抗生物質を飲んでも治らない膀胱炎と鍼灸
富士市の筋膜鍼 朝霧高原治療院の田中です。
先日のバーンストツク先生の記事を読んでATPとプリン作動性シグナル伝達に興味を持ちました。
鍼が膀胱炎に効くのは長年鍼灸師をやっていれば幾度か経験するかも知れないけれども、鍼がまさか膀胱炎に効くなんてことは一般的に信じられていないので、わざわざお金を払って鍼灸院に鍼しにくるような人はほとんどいません。
実際「膀胱炎だから鍼して」という人は肩こりや、腕の痛みで鍼に来ている人がたまたま「婦人科で処方された抗生物質をしばらく服薬しても良くならない」というので鍼を試したところ著効し、それ以来、再発するたびに「鍼をお願い」と頼まれるくらいのもので鍼灸師の自分としても膀胱炎が治りきらない女性100名を集めて鍼した時に何人の膀胱炎が良くなるのかはやってみないと分かりません。ただ彼女の場合はいつもよくなっているようです。
犬と同じにするなと叱られそうですが今は無くなってしまいましたが、家内の実家で飼っていた甲斐犬のハナちゃんが膀胱炎になった時もまったく同じような状況で、同じ所に鍼をして、低周波はかけませんでしたが著効しました。
どちらも「中膠」という仙骨上のツボに鍼をしてよい結果を得ている訳ですが、エコーで見ながら膀胱の表面(中極というツボ)に鍼したらどういうことが起こるのか、もうちょっと本文を読み込んで想像を膨らませてみたいです。

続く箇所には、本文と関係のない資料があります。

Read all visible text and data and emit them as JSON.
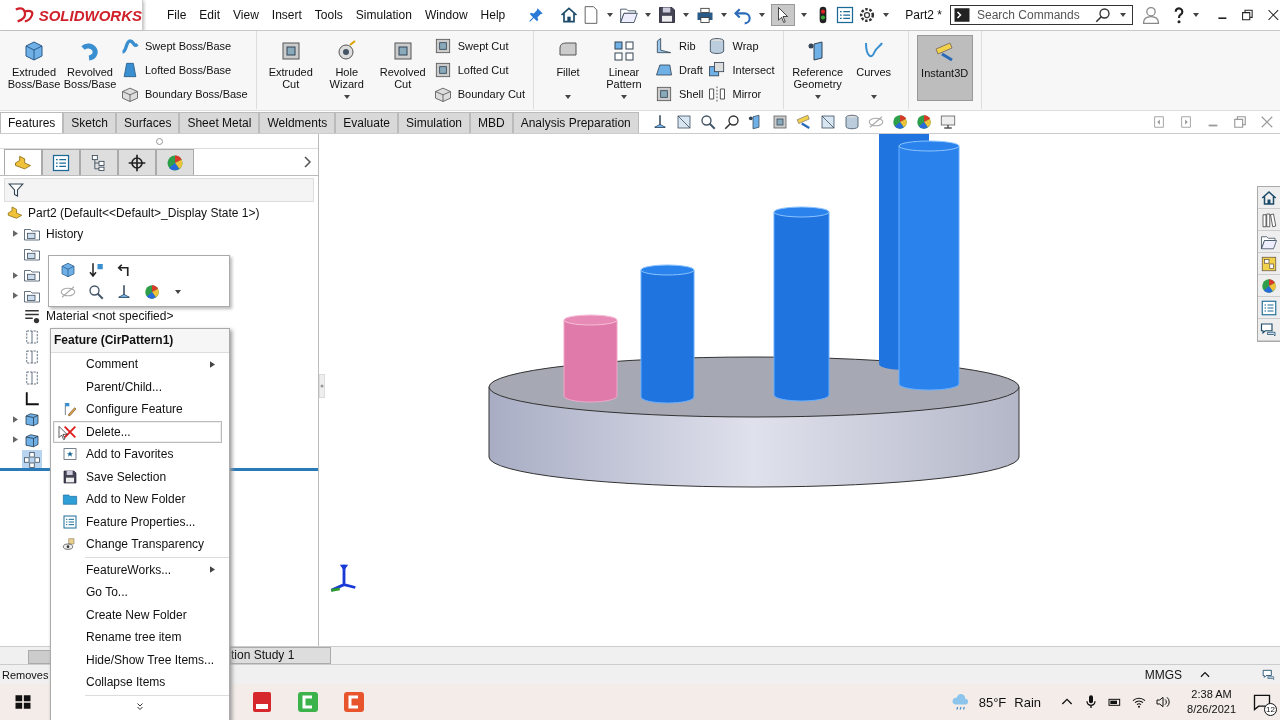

抗生物質を飲み終わっても膀胱炎の症状が一向に改善せず、このブログをみて「鍼試してみたいかも?」と思った方、ご連絡をお待ちしています。
朝霧高原治療院
富士市石坂380-1 ゴルヴァティーク1F
【予約制】090-8502-0256
健常時と病態での尿路におけるプリン作動性シグナル伝達
Geoffrey Burnstock
抄録(拙訳)
https://www.ncbi.nlm.nih.gov/pmc/articles/PMC3944045/
プリン作動性シグナル伝達は下位尿路の多くの生理的かつ病理的な活動に関わっている。受験動物の膀胱ではP2X1受容体とムスカリン受容体を介して作用するほぼ同等のプリン作動性要素とコリン作動性要素の副交感神経の興奮性同時伝達がある。膀胱や子宮が膨満すると尿路上皮細胞からプリン作動性の機械的シグナル伝達が起こり、尿路上皮細胞下の感覚神経にあるP2X3、P2X2/3受容体で作用し、低域値線維を介して排尿反射を、高閾値線維を介して侵害受容を惹起するよう働く。ヒトの膀胱では副交感神経性の同時伝達のプリン作動性要素は3%以下だが、間質性膀胱炎や閉塞性膀胱、神経因性膀胱などの病態ではプリン作動性要素は40%にまで増加する。多発性硬化症、虚血、糖尿病、がん、細菌感染症などその他の膀胱の病的状態はプリン受容体を介した活動が関与することが示されている。尿管では P2X7受容体が炎症や線維化に関係している。プリン作動性の治療戦略が探求され、発達して尿路疾患のある多くの患者らの利益と寛解をもたらすことが期待される。